Justiça
Justiça adia o julgamento do tenente-coronel Geraldo Leite Rosa Neto, acusado de matar a PM Gisele
O procedimento aconteceria nesta sexta-feira e foi remarcado para agosto a pedido da defesa
A Justiça de São Paulo adiou para o dia 28 de agosto o julgamento do tenente-coronel da Polícia Militar Geraldo Leite Rosa Neto, acusado de matar a esposa, a também policial Gisele Alves Santana, encontrada com um tiro na cabeça em 18 de fevereiro, em São Paulo. Inicialmente, o julgamento aconteceria nesta sexta-feira 3.
O adiamento foi confirmado na quinta-feira 2, e aconteceu a pedido da defesa do acusado, que pediu complementação do laudo pericial realizado pelo Instituto de Criminalística.
Ainda na quinta-feira, terminou a série de oitivas de testemunhas. Ao todo, 30 pessoas foram ouvidas, incluindo familiares e a filha da vítima. Gisele foi encontrada morta no apartamento onde morava com o marido, no Brás, na zona leste de São Paulo.

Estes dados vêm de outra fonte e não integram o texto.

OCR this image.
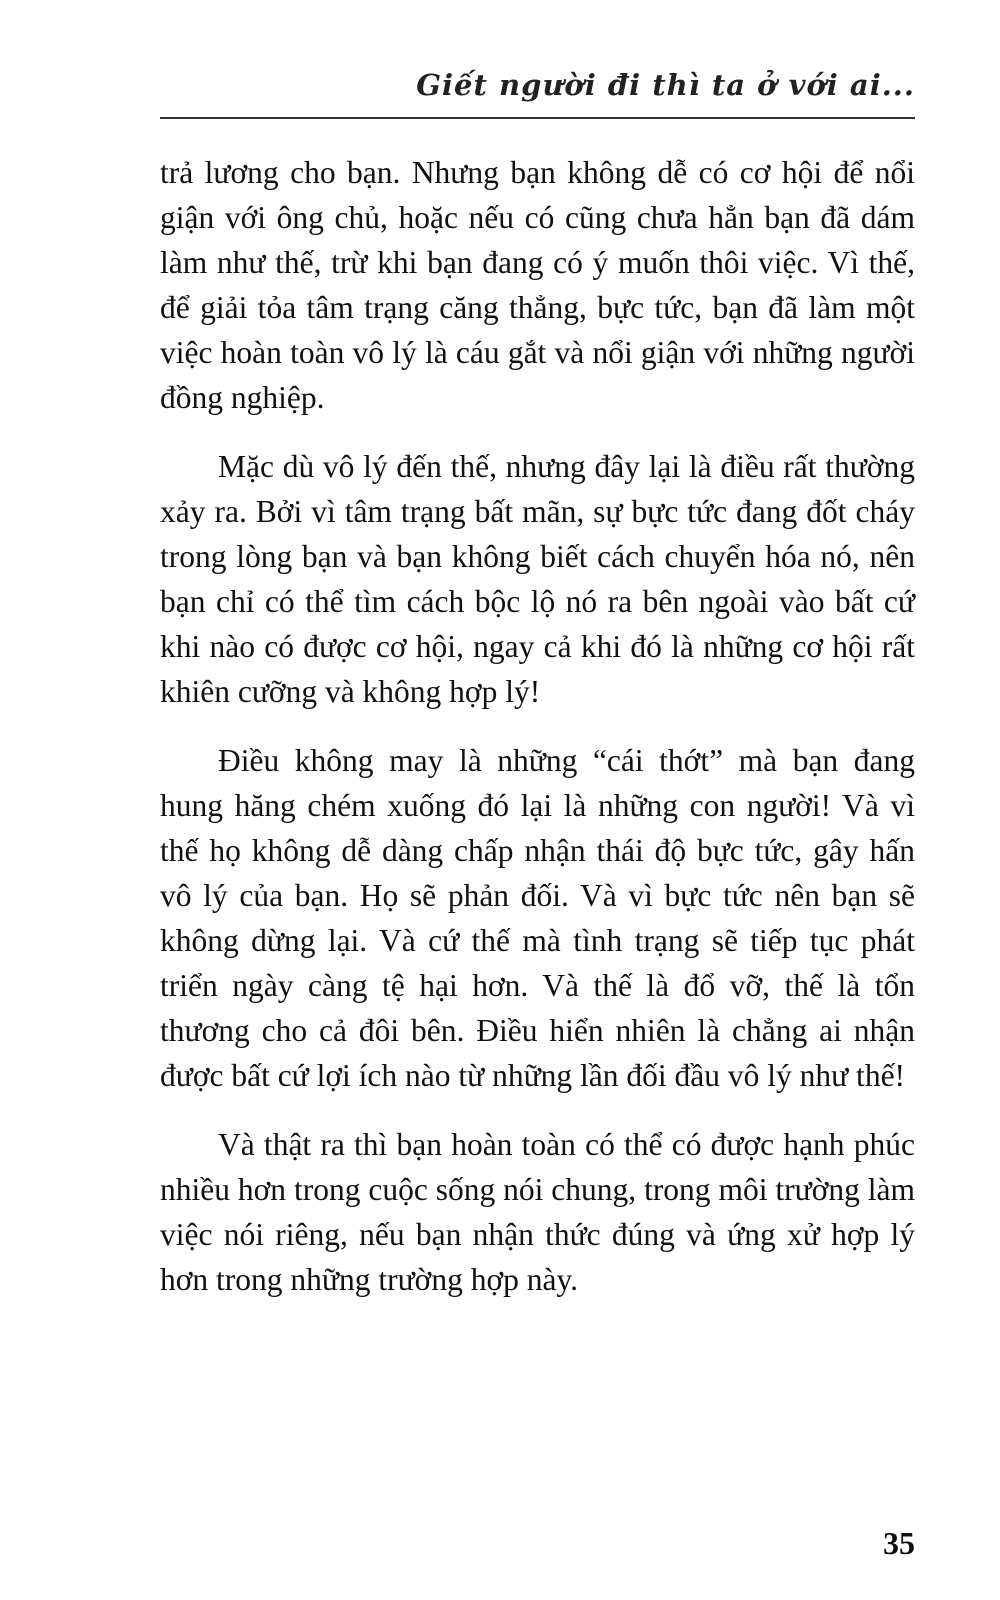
Giết người đi thì ta ở với ai...

trả lương cho bạn. Nhưng bạn không dễ có cơ hội để nổi giận với ông chủ, hoặc nếu có cũng chưa hẳn bạn đã dám làm như thế, trừ khi bạn đang có ý muốn thôi việc. Vì thế, để giải tỏa tâm trạng căng thẳng, bực tức, bạn đã làm một việc hoàn toàn vô lý là cáu gắt và nổi giận với những người đồng nghiệp.

Mặc dù vô lý đến thế, nhưng đây lại là điều rất thường xảy ra. Bởi vì tâm trạng bất mãn, sự bực tức đang đốt cháy trong lòng bạn và bạn không biết cách chuyển hóa nó, nên bạn chỉ có thể tìm cách bộc lộ nó ra bên ngoài vào bất cứ khi nào có được cơ hội, ngay cả khi đó là những cơ hội rất khiên cưỡng và không hợp lý!

Điều không may là những “cái thớt” mà bạn đang hung hăng chém xuống đó lại là những con người! Và vì thế họ không dễ dàng chấp nhận thái độ bực tức, gây hấn vô lý của bạn. Họ sẽ phản đối. Và vì bực tức nên bạn sẽ không dừng lại. Và cứ thế mà tình trạng sẽ tiếp tục phát triển ngày càng tệ hại hơn. Và thế là đổ vỡ, thế là tổn thương cho cả đôi bên. Điều hiển nhiên là chẳng ai nhận được bất cứ lợi ích nào từ những lần đối đầu vô lý như thế!

Và thật ra thì bạn hoàn toàn có thể có được hạnh phúc nhiều hơn trong cuộc sống nói chung, trong môi trường làm việc nói riêng, nếu bạn nhận thức đúng và ứng xử hợp lý hơn trong những trường hợp này.

35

Geraldo Leite Rosa Neto, que, inicialmente contou uma versão de suicídio ao caso, se tornou réu por feminicídio e fraude processual. No dia da morte, um desembargador chegou a ir ao apartamento após ser acionado pelo tenente-coronel. O Conselho Nacional de Justiça investiga a visita.
Em junho deste ano, o tenente-coronel teve a aposentadoria decretada pela Polícia Militar. Um procedimento interno da corporação discute a possibilidade de ele perder a patente.